After scanning data to get a lay of the land, I like to then start moving closer to people and their impressions of the business and its website. This is when I conduct some initial user testing to get quick impressions. These are general users and not a qualified user test group, but they are good for gathering that first impression.

I also like to make an evaluation of the website and web presence at this time, to look at how the home page is laid out, the navigation, SEO factors, performance, and social media listings. At this stage technical issue can come to light that play into a user’s experience.

User Interviews

This is when I get to talk to customers and potential customers. I formulate groups of questions to address issues discovered earlier in the process, business goals, and to fill in holes of understanding about the customers’ experience. It’s time to learn from the users and start testing our hypothesis of what the issues are for the website. I can also verify shopping preferences, pain points, and interests directly from users instead of pulling those from stats alone.

I then make sure that the questions are open ended and not leading so that answers will not be influenced by them. I arrange the flow of conversation with the users to make it more natural as well.

To gather participants for this project, I wanted to make sure to gather potential customers as well as current ones to get information from those who didn’t purchase as well. I arranged various methods to gather interviewees both from the site and social media platforms. Interviews were performed over the phone with their answers broken down into a spreadsheet so that I could then generate reports and look for patterns.

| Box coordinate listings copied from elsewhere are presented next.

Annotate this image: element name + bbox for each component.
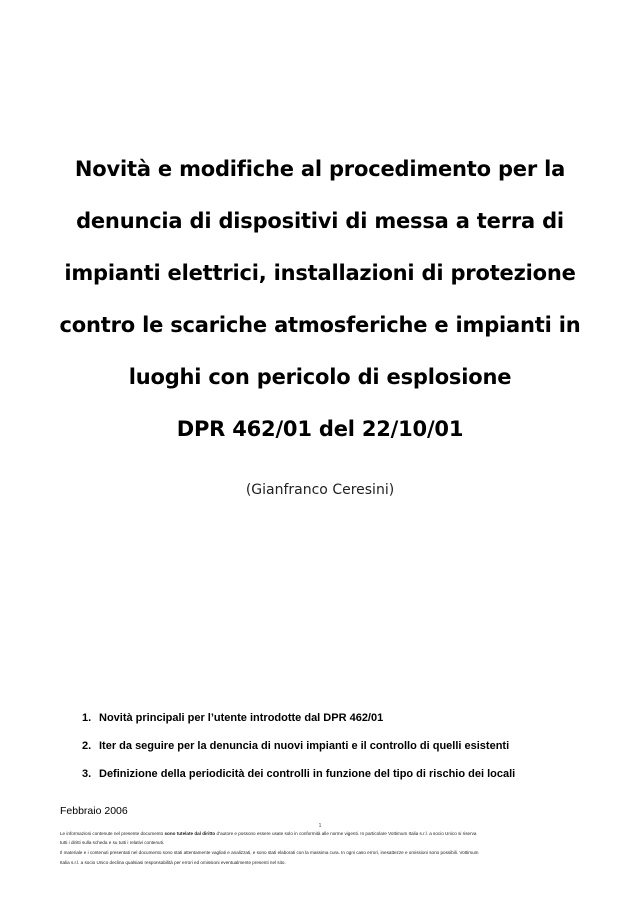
footer-disclaimer-line-4: Italia s.r.l. a socio Unico declina qualsiasi responsabilità per errori ed omissioni eventualmente presenti nel sito.	[60, 860, 286, 865]
toc-item-number: 2.	[82, 740, 92, 752]
title-line-1: Novità e modifiche al procedimento per la	[74, 157, 566, 181]
document-date: Febbraio 2006	[60, 805, 128, 817]
toc-item	[82, 767, 515, 781]
footer-bold-text: sono tutelate dal diritto	[164, 831, 216, 836]
toc-item-number: 1.	[82, 712, 92, 724]
footer-disclaimer-line-2: tutti i diritti sulla scheda e su tutti i relativi contenuti.	[60, 840, 165, 845]
footer-disclaimer-line-3: Il materiale e i contenuti presentati nel documento sono stati attentamente vagliati e analizzati, e sono stati elaborati con la massima cura. In ogni caso errori, inesattezze e omissioni sono possibili. Vottimum	[60, 850, 479, 855]
title-line-3: impianti elettrici, installazioni di protezione	[64, 261, 576, 285]
footer-text: Le informazioni contenute nel presente documento	[60, 831, 165, 836]
footer-disclaimer-line-1	[60, 831, 580, 837]
toc-item-text: Iter da seguire per la denuncia di nuovi impianti e il controllo di quelli esistenti	[99, 740, 510, 752]
title-line-5: luoghi con pericolo di esplosione	[128, 365, 512, 389]
toc-item-number: 3.	[82, 768, 92, 780]
toc-item	[82, 739, 509, 753]
page-number: 1	[318, 823, 322, 829]
footer-text: d’autore e possono essere usate solo in conformità alle norme vigenti. In particolare Vottimum Italia s.r.l. a socio Unico si riserva	[215, 831, 477, 836]
title-line-4: contro le scariche atmosferiche e impianti in	[59, 313, 581, 337]
title-line-6: DPR 462/01 del 22/10/01	[176, 417, 464, 441]
title-line-2: denuncia di dispositivi di messa a terra di	[76, 209, 564, 233]
toc-item	[82, 711, 383, 725]
toc-item-text: Definizione della periodicità dei controlli in funzione del tipo di rischio dei locali	[99, 768, 516, 780]
author: (Gianfranco Ceresini)	[245, 482, 395, 498]
toc-item-text: Novità principali per l’utente introdotte dal DPR 462/01	[99, 712, 384, 724]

After all of this data gathering and research, it was time to put results into usable deliverables that Company C could use in their operational decisions, to guide the e-commerce redesign, and even in pitches to potential investors.

User Personas

The personals help paint a picture of the typical customer groups that Company C works with. The information is meant to humanize them as well as show the different motivations and pain points they experience. Marketing plans can be better tailored based on the personals to speak more directly and effectively to each group. The platform and account maintenance can be optimized considering the needs of each persona. Plus it helps departments that do not typically interact with customers gain a better understanding of who the company is working for.

These personas are more on the detailed end with demographics and technology preferences playing a key role into the redesign project.

Experience Map

The experience map is an opportunity to look at the entire experience a user has with a company from marketing and social media, to the website, then customer support and receiving the product, and finally to continuing on as a valued customer. This is an opportunity to look at the entire process from the customer’s perspective and see if there are holes that need to be filled. It also showed some stellar work that some departments were doing and that customers were very pleased with.

A customer experience map should be a living document, that once created is updated and tweaked as processes and the business change.


First of all, with the user research that I performed and materials presented to the client, I was able to introduce a user-centered philosophy into their company and how they deal with customers. They adopted many of these user-centered approaches which helped their business.

A key point of project was to investigate the jump between their account and payment interfaces, which was a driver behind a proposed $10K redevelopment project. My research found that this was not an issue with customers, but that there was an opportunity to improve the experience with their account interface to improve clarity and create opportunity for customers to return, refer friends, and become evangelists to help further the sales and the brand.

The materials I developed for them, especially the user personas, were put to work within the company moving forward as well as presented in funding rounds to show that they were a well-prepared startup. This helped them gain funding.